Fix distributed deadlock with partitions

If we have a multi shard update on a partition and a concurrent drop/create partition a distributed deadlock was possible. The reason for the deadlock is Postgres takes an AccessExclusiveLock on the parent table when dropping a partition, however it might not take AccessShareLock on the parent table when updating a partition if the child quals are already cached. When AccessShareLock is not taken on the parent, Drop command will be sent to workers and depending on the timing a DROP command can take an AccessExclusiveLock on one worker and an UPDATE can take AccessShareLock on another worker blocking each other to process.
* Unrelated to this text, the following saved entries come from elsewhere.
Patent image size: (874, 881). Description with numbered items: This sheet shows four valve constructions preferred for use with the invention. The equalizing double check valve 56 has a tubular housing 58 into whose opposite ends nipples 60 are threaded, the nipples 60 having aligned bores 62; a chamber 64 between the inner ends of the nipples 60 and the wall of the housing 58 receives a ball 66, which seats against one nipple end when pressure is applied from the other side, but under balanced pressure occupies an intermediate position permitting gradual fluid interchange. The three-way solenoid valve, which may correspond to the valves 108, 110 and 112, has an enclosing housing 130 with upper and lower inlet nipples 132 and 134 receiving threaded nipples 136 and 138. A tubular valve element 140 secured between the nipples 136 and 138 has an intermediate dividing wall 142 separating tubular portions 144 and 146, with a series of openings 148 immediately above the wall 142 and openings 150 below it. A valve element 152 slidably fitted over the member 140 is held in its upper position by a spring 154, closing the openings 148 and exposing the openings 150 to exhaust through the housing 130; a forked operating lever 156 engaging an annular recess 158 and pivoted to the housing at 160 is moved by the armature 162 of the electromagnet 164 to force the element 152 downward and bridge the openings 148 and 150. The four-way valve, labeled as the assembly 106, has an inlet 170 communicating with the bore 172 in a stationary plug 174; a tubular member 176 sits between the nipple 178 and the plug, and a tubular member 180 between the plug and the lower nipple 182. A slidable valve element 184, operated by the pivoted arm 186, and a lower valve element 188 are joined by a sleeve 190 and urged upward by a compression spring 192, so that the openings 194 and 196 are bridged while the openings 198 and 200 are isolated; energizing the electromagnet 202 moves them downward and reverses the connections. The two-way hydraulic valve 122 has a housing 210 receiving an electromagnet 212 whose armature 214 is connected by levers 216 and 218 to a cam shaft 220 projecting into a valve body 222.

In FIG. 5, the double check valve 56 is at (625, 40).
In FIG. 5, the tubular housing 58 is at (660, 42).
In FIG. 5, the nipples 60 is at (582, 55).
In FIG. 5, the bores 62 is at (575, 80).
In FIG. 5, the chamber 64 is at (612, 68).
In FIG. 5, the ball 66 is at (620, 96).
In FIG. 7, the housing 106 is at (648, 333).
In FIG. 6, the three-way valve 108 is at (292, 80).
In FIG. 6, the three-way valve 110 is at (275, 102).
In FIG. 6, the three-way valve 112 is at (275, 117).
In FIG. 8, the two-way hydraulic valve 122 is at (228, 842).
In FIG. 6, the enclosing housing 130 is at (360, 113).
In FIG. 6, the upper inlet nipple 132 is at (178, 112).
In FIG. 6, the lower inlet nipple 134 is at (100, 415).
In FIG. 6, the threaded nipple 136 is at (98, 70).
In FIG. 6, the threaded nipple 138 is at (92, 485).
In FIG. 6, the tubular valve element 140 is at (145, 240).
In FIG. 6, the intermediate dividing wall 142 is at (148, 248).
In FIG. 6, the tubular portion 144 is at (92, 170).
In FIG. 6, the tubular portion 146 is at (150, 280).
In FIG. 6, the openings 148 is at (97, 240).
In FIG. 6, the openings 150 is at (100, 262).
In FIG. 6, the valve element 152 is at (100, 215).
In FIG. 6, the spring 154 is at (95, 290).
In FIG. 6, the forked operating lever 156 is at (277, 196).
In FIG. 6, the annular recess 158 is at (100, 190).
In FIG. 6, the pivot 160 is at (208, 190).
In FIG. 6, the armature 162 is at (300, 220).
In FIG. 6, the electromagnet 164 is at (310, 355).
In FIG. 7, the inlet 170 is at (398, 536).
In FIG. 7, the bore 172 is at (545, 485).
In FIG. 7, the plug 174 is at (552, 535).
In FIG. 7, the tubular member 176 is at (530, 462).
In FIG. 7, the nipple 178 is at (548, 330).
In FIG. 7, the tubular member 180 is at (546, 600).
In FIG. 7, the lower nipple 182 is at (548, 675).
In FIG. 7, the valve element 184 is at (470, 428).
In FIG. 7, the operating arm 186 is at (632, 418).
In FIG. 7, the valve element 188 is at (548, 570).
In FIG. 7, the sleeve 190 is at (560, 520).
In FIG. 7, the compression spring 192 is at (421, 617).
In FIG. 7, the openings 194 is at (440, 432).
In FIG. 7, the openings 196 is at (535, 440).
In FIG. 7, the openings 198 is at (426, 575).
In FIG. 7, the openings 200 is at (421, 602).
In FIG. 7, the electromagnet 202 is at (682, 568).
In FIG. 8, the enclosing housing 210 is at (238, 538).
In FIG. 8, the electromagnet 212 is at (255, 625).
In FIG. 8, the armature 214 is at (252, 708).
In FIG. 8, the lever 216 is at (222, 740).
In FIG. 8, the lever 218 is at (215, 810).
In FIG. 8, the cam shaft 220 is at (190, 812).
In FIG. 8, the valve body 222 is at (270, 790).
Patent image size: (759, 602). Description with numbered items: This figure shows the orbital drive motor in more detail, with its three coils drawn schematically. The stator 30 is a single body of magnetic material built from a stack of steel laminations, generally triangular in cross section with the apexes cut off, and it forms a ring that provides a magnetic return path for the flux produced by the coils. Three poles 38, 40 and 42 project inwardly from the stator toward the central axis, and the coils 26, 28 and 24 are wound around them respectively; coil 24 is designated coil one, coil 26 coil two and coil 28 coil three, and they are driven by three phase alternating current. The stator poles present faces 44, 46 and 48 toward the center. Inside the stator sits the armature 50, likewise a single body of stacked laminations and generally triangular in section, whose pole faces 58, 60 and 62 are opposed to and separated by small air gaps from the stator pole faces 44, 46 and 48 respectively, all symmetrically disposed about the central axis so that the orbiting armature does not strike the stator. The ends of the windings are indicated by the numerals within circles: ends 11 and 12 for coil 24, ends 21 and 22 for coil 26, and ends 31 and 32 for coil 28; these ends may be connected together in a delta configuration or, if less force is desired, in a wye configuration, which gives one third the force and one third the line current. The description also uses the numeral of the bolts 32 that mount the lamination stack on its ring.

To resolve the issue, we now take an AccessExclusiveLock on the parent table in case of modify commands. This makes sure that DROP commands will wait.
2021-08-03 16:39:42 +03:00 · 2021-08-03 16:39:42 +03:00 · 7ca6794706
parent 0722ec95bc
commit 7ca6794706
1 changed files with 14 additions and 0 deletions
--- a/src/backend/distributed/executor/adaptive_executor.c
+++ b/src/backend/distributed/executor/adaptive_executor.c
@ -1559,6 +1559,20 @@ LockPartitionsForDistributedPlan(DistributedPlan *distributedPlan)
 		Oid targetRelationId = distributedPlan->targetRelationId;
 		LockPartitionsInRelationList(list_make1_oid(targetRelationId), RowExclusiveLock);
 		if (PartitionTable(targetRelationId))
 		{
 			Oid parentRelationId = PartitionParentOid(targetRelationId);
 			/*
 			 * We lock the parent relation after locking relations to prevent
 			 * distributed deadlock.
 			 * Postgres doesn't take AccessShareLock on the parent table when the
 			 * child quals are already cached and a drop/create partition can
 			 * result in a distributed deadlock with multi-shard update.
 			 */
 			LockRelationOid(parentRelationId, AccessShareLock);
 		}
 	}
 	/*